Changing the history and future of human genetics

An international group of leading geneticists has reviewed the incredible advances made in the previous 25 years of human medical genetics, and charts the field's future in the prestigious journal, Nature.

Among the review's recommendations are a call for increased diversity in the populations represented in genetic databases, to address the overrepresentation of people of western European descent. 

The review points to some exciting possibilities for using genetic information in the future. These include the ability to generate a 'risk score' based on a person's genome for diseases like heart disease and obesity arising from the interaction of hundreds of genes, allowing early and pro-active intervention. The work will also identify disease biomarkers, potential negative side effects of any treatment and improve drug development pipeline efficiency.

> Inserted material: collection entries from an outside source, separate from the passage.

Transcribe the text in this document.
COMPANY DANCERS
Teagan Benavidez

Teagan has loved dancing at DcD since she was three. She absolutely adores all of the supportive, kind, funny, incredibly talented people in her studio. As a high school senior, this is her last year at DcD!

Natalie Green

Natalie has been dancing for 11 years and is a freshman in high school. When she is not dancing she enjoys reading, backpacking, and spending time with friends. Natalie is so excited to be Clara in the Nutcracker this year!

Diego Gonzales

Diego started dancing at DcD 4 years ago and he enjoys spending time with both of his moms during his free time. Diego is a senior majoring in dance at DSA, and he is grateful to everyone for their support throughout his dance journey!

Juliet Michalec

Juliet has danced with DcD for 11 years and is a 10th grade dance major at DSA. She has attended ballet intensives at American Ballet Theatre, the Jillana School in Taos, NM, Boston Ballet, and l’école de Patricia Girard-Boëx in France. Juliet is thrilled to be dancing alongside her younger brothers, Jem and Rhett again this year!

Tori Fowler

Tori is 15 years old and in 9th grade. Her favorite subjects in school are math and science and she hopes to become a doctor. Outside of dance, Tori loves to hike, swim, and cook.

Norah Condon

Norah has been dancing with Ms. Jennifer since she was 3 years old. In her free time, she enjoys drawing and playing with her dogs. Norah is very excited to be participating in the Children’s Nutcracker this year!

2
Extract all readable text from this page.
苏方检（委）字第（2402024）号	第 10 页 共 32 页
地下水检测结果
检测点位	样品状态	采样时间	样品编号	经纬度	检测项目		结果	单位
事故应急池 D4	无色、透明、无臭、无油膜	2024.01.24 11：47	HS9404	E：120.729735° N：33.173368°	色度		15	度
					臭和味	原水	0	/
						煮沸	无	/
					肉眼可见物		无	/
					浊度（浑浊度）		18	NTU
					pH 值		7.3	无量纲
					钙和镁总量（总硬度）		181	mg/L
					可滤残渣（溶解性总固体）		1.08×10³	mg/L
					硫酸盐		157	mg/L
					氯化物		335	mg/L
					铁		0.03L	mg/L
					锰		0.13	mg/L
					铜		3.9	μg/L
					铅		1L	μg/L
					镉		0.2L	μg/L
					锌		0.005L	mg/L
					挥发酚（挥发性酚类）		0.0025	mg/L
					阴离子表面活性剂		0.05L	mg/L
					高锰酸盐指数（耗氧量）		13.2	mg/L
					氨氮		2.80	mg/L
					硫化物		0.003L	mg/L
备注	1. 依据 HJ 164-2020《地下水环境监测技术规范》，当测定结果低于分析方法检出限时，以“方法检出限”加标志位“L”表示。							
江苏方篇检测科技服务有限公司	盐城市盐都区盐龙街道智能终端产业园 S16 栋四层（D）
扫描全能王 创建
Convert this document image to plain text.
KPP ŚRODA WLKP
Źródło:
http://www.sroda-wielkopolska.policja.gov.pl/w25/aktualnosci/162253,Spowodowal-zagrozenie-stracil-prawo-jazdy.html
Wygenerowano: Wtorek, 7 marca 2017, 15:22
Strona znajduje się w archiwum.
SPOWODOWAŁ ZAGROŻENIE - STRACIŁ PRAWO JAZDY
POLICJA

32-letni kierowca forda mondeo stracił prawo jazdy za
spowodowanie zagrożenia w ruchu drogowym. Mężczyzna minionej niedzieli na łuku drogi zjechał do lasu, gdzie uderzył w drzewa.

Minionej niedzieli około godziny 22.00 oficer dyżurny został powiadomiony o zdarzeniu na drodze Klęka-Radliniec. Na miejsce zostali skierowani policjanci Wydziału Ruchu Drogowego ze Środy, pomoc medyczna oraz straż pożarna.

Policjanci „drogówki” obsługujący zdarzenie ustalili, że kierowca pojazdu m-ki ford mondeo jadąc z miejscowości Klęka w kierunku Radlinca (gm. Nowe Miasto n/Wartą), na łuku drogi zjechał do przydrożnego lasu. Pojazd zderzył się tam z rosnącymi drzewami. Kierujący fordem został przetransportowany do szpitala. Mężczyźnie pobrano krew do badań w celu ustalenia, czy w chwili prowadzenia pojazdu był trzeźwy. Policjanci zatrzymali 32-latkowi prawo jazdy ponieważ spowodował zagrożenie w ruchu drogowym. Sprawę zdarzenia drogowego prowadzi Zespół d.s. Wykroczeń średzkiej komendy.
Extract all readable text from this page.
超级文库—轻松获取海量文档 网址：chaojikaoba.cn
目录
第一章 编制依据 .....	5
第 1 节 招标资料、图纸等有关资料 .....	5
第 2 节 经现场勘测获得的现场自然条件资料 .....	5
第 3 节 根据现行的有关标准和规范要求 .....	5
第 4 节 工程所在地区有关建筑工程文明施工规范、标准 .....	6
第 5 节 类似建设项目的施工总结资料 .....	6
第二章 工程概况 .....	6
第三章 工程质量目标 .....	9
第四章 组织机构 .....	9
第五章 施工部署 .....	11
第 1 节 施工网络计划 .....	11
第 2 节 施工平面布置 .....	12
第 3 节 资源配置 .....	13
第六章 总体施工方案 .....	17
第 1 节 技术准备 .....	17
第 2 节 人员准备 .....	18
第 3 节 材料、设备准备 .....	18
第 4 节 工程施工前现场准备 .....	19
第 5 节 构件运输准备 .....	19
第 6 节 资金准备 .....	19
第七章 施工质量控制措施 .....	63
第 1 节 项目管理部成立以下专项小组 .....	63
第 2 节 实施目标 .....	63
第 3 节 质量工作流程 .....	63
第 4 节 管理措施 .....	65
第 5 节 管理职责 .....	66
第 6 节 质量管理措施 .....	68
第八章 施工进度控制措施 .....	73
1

Clinical use of these powerful new genetic tools will be hugely improved by the growth of biobanks and the reducing cost of sequencing individual genomes. This will improve equitable access to emerging genetic insights into health across our communities.

The global consortium of authors from leading institutions in Australia, Germany, Switzerland, the UK & USA included Professor Kathryn North, director of the Murdoch Children's Research Institute (MCRI) in Melbourne.

Professor North said, "Continued advances in human genetic medicine are now going to come from massive international collaborations.

"We in the field are so excited by the potential for global genomics initiatives to bring a preventative perspective to health, by proactively managing genomic, clinical and lifestyle factors using risk scores, biomarker and biopsy combinations and wearable technologies. The future is likely to bring spectacular advances in new treatments for many diseases."

In the review, the group outlined the genetic discoveries and technological advances that have dramatically improved scientific understanding of both rare and common diseases, and driven development of novel preventative and therapeutic strategies.

Rare inherited diseases like Huntington's disease and cystic fibrosis are caused by inheriting a single mutated gene which causes disease from birth or soon after. Over the past 25 years, technological advances in gene sequencing technology have increased the number of identified disease-causing genes from just 250 to around 4000.

In contrast, common diseases arise from a complex interplay between many causes, both genetic and environmental. Genetic predisposition to disease arises from variations in tens or hundreds of genes, each with a small, subtle effect that when added together in the 'correct' combination result in disease. 

There are now around 70 000 such variations identified, contributing to diseases such as obesity, schizophrenia, depression and asthma. Additionally, other genes or environmental and lifestyle modifications can amplify or mitigate the effect of the genes conferring disease predisposition.

Crucially, the authors caution that continued genomic medicine research needs to continue within a bioethical framework. 

Professor North said, "We absolutely need to recognize the personal relevance of human genetics and the critical importance of autonomous consent and privacy protection, minimising the adverse consequences of genetic exceptionalism. All our research is conducted against a backdrop of strong governance and the responsible exchange of clinical and research data.

"Widening personal access to large-scale genetic and molecular data promises to reshape medical care and provide benefits to individuals and societies across the world."